Réunion du 15 février 2012 à 17h00
Délégation aux droits des femmes et l’égalité des chances entre les hommes et les femmes

Claudie Haigneré, présidente d'Universcience, astronaute et ancienne ministre :

Qu'en est-il également de la présence des femmes au niveau de la gouvernance scientifique ? Le Comité de pilotage chargé de l'élaboration de la Stratégie nationale de la recherche et de l'innovation (SNRI) ne compte que 11 % de femmes.

Le Haut conseil de la science et de la technologie comprend 24 % de femmes, à l'instar du Conseil scientifique du CNRS.

Ces chiffres ne s'expliquent pas par un défaut de compétences, de mérite ou de travail.

Comment expliquer le manque d'engagement des jeunes femmes vers les carrières des sciences et des techniques ? Lorsque je m'y suis présentée, en 1985, la sélection pour le métier d'astronaute était ouverte aux hommes comme aux femmes. Sur 1 000 candidatures, 100 seulement étaient celles de femmes. La sélection des astronautes européens révèle le même pourcentage de 10 % de femmes. J'étais, à l'époque, la seule femme retenue et c'est une jeune italienne, Samantha Cristoforetti, qui a été recrutée, en 2009, lors de la troisième sélection.

Mon exemple n'a pas suffi à donner aux jeunes femmes l'audace de présenter leur candidature. Le déficit d'engagement reste une réalité, qui n'évoluera pas seule.
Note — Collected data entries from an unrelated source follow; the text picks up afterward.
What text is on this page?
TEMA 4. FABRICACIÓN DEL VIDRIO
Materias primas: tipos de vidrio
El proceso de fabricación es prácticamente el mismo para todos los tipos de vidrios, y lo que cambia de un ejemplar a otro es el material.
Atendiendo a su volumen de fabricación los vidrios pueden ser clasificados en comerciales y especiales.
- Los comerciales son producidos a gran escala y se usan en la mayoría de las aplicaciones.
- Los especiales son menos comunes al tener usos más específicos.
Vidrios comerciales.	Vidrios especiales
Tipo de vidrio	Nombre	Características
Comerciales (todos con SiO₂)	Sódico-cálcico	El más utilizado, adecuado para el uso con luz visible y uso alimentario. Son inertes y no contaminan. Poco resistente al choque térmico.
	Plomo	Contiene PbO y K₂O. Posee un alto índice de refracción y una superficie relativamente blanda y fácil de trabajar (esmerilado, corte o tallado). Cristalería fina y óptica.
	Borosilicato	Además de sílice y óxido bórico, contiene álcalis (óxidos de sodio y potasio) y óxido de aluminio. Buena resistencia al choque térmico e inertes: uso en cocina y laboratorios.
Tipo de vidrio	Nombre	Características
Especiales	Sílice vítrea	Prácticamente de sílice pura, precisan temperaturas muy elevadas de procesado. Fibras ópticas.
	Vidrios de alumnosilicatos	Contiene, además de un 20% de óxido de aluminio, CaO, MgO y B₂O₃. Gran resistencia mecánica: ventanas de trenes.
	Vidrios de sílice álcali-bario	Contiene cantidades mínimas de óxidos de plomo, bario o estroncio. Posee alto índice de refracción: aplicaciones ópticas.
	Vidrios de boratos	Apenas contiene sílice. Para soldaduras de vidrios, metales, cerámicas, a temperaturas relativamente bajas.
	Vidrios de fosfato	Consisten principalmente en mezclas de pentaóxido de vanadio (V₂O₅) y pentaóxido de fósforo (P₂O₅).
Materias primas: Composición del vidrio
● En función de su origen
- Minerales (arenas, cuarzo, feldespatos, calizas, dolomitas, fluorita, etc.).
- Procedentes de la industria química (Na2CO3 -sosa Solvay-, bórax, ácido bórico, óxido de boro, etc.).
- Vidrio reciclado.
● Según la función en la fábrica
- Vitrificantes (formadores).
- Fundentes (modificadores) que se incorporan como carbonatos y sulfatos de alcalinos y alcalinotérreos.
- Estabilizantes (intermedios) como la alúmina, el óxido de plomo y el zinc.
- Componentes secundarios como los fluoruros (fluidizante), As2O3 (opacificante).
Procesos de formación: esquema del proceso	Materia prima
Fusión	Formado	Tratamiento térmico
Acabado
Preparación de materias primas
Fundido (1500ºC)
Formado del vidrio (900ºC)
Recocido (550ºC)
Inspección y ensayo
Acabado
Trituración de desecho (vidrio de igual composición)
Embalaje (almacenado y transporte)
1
C'est pourquoi vous devez faire évoluer la législation.

Les stéréotypes perdurent. En outre, les jeunes filles pratiquent l'autocensure, ce qui freine leur engagement vers les métiers scientifiques et techniques, considérés comme masculins. Elles ont même intériorisé les différences. Enfin, les modèles d'organisation du travail ne sont pas adaptés à la répartition des tâches au sein de la famille, et cela vaut pour de nombreux métiers.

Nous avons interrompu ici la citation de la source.